JINXIANG, China (Reuters) - Chinese farmer Gao Ge was worried. The 27-year-old from Shandong province had chosen not to sell his freshly picked chilli pepper crop after prices soared by almost a third in just two weeks in November, hoping for even higher prices.
Speculators were scooping up tonnes of the spicy fruit, betting on tight supplies as hot temperatures and heavy rain damaged the nation’s crop, cutting it by 10 percent.
Last year, the same investors played a similar game in garlic, sending prices to stratospheric levels.
But now, prices have slipped as fears about low supplies have ebbed, Gao hasn’t sold a single pepper, and the two-tonne crop sitting at his small farm is losing its colour - and its value.
In late January, Gao was scrambling to sell his harvest in Jinxiang, one of the country’s main chilli trading hubs, to fund his family of five’s week-long Lunar New Year holiday.
“I‘m a bit panicked,” he said by phone just days before festivities started on Jan. 28.
“We have been toiling for the whole year and now we want to sell our stock and celebrate the new year.”
Keeping prices and food supplies stable is a priority for Beijing, as the government seeks to ensure staples for its growing urban population and maintain the health of farming, one of the biggest sectors in the world’s No. 2 economy.
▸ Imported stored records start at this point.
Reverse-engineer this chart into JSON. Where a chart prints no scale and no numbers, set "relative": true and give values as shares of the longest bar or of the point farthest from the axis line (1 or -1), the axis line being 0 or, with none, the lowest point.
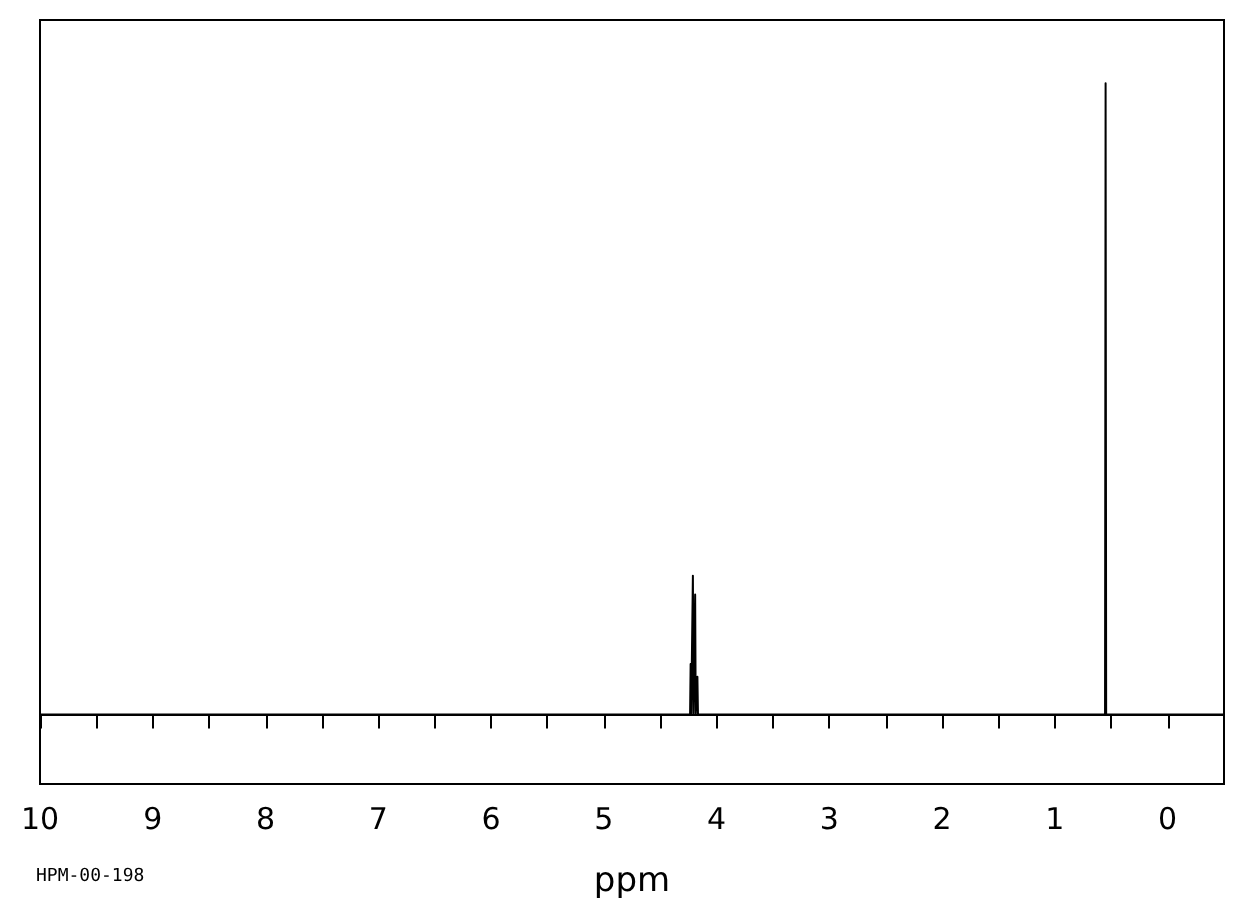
{
  "chart_data": {
    "type": "line",
    "relative": true,
    "xlabel": "ppm",
    "annotations": [
      "HPM-00-198"
    ],
    "xlim": [
      10,
      -0.5
    ],
    "xticks": [
      10,
      {
        "value": 9.5,
        "label": null
      },
      9,
      {
        "value": 8.5,
        "label": null
      },
      8,
      {
        "value": 7.5,
        "label": null
      },
      7,
      {
        "value": 6.5,
        "label": null
      },
      6,
      {
        "value": 5.5,
        "label": null
      },
      5,
      {
        "value": 4.5,
        "label": null
      },
      4,
      {
        "value": 3.5,
        "label": null
      },
      3,
      {
        "value": 2.5,
        "label": null
      },
      2,
      {
        "value": 1.5,
        "label": null
      },
      1,
      {
        "value": 0.5,
        "label": null
      },
      0
    ],
    "grid": false,
    "marker": "none",
    "line_style": "solid",
    "series": [
      {
        "color": "#000000",
        "x": [
          10,
          4.25,
          4.235,
          4.23,
          4.225,
          4.215,
          4.21,
          4.205,
          4.195,
          4.19,
          4.185,
          4.175,
          4.17,
          4.165,
          4.15,
          0.58,
          0.555,
          0.55,
          0.545,
          0.52,
          -0.5
        ],
        "values": [
          0,
          0,
          0,
          0.08,
          0,
          0,
          0.22,
          0,
          0,
          0.19,
          0,
          0,
          0.06,
          0,
          0,
          0,
          0,
          1,
          0,
          0,
          0
        ]
      }
    ]
  }
}
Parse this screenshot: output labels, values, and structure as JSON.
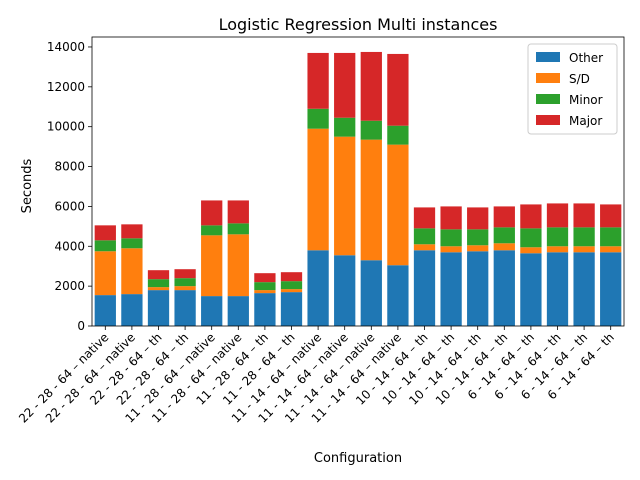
{
  "chart_data": {
    "type": "bar",
    "stacked": true,
    "title": "Logistic Regression Multi instances",
    "xlabel": "Configuration",
    "ylabel": "Seconds",
    "ylim": [
      0,
      14500
    ],
    "yticks": [
      0,
      2000,
      4000,
      6000,
      8000,
      10000,
      12000,
      14000
    ],
    "grid": false,
    "legend_position": "top-right",
    "categories": [
      "22 - 28 - 64 – native",
      "22 - 28 - 64 – native",
      "22 - 28 - 64 – th",
      "22 - 28 - 64 – th",
      "11 - 28 - 64 – native",
      "11 - 28 - 64 – native",
      "11 - 28 - 64 – th",
      "11 - 28 - 64 – th",
      "11 - 14 - 64 – native",
      "11 - 14 - 64 – native",
      "11 - 14 - 64 – native",
      "11 - 14 - 64 – native",
      "10 - 14 - 64 – th",
      "10 - 14 - 64 – th",
      "10 - 14 - 64 – th",
      "10 - 14 - 64 – th",
      "6 - 14 - 64 – th",
      "6 - 14 - 64 – th",
      "6 - 14 - 64 – th",
      "6 - 14 - 64 – th"
    ],
    "series": [
      {
        "name": "Other",
        "color": "#1f77b4",
        "values": [
          1550,
          1600,
          1800,
          1800,
          1500,
          1500,
          1650,
          1700,
          3800,
          3550,
          3300,
          3050,
          3800,
          3700,
          3750,
          3800,
          3650,
          3700,
          3700,
          3700
        ]
      },
      {
        "name": "S/D",
        "color": "#ff7f0e",
        "values": [
          2200,
          2300,
          150,
          200,
          3050,
          3100,
          150,
          150,
          6100,
          5950,
          6050,
          6050,
          300,
          300,
          300,
          350,
          300,
          300,
          300,
          300
        ]
      },
      {
        "name": "Minor",
        "color": "#2ca02c",
        "values": [
          550,
          500,
          400,
          400,
          500,
          550,
          400,
          400,
          1000,
          950,
          950,
          950,
          800,
          850,
          800,
          800,
          950,
          950,
          950,
          950
        ]
      },
      {
        "name": "Major",
        "color": "#d62728",
        "values": [
          750,
          700,
          450,
          450,
          1250,
          1150,
          450,
          450,
          2800,
          3250,
          3450,
          3600,
          1050,
          1150,
          1100,
          1050,
          1200,
          1200,
          1200,
          1150
        ]
      }
    ]
  }
}
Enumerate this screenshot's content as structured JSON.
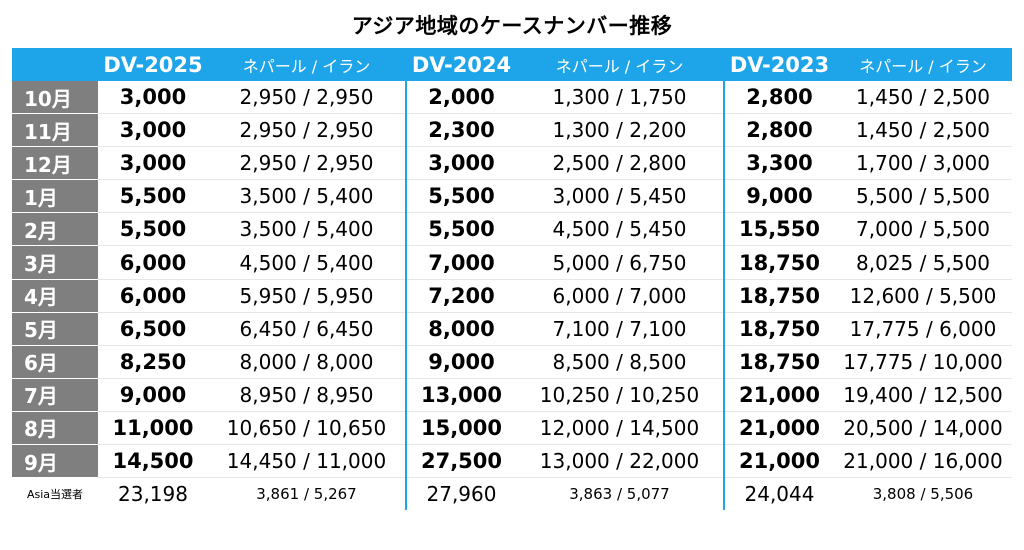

So while chilli prices are still at historically high levels, the role of speculative investors in roiling the market and the difficulty some small farmers are having in selling their products have raised concerns. The government has already cracked down in other red-hot markets including equities and property.
The jump in prices has also captured attention in India, the world’s top producer, where traders say orders from China are up.
“If China’s production drops, it will help us in raising exports,” said Alapati Srinivasa Rao, a trader based at Guntur, India’s biggest market for chillies. “India is the only country that can supply large amount of chillies to China.”
This is the second time in less than a year that speculators have put Jinxiang in the spotlight. Last summer, a small group of retail investors piled into garlic, spurring a spike in prices of the pungent bulbs.
Just a few months later, buyers had cleared their garlic stocks and were looking for fresh investment opportunities.
“All my clients made money from investing in garlic. Then they saw they could also hoard chillies, so they bought in,” said Li Shun, a 45-year old agent in Jinxiang, overseeing piles of chillies being sacked up in his chilled warehouses.
The two crops go hand in hand. Farmers plant chillies after picking their garlic crop around May, harvesting around August and shipping them to market once they have dried.
Spurred by the hope of big returns and growing demand for use in dishes, particularly from Sichuan and Hunan, China’s chilli acreage this year is forecast to rise 3 percent to 1.6 million hectares, according to the Chinese Academy of Agricultural Sciences.
He Shan, purchasing manager of a trading company based in China’s southwestern Chongqing province, has stashed nearly 2,000 tonnes of Jinxiang-grown chillies this year.
“I am very positive about the chilli prices,” he said. “Demand will be strong no matter what, but there is great deficit in supplies this year.”
But not everyone is so bullish, with some traders steering clear due to concerns about volatile prices, uncertain demand and a fragmented industry.
And as with the garlic boom of last summer, most of the profits are going to traders and investors, not farmers.
After counting on the sale of his chillies bringing in around half his annual income, Gao was still sitting on his crop after the Lunar New Year holiday passed.
“We did not get any money from the harvest. Our spring festival was quite rough,” he said.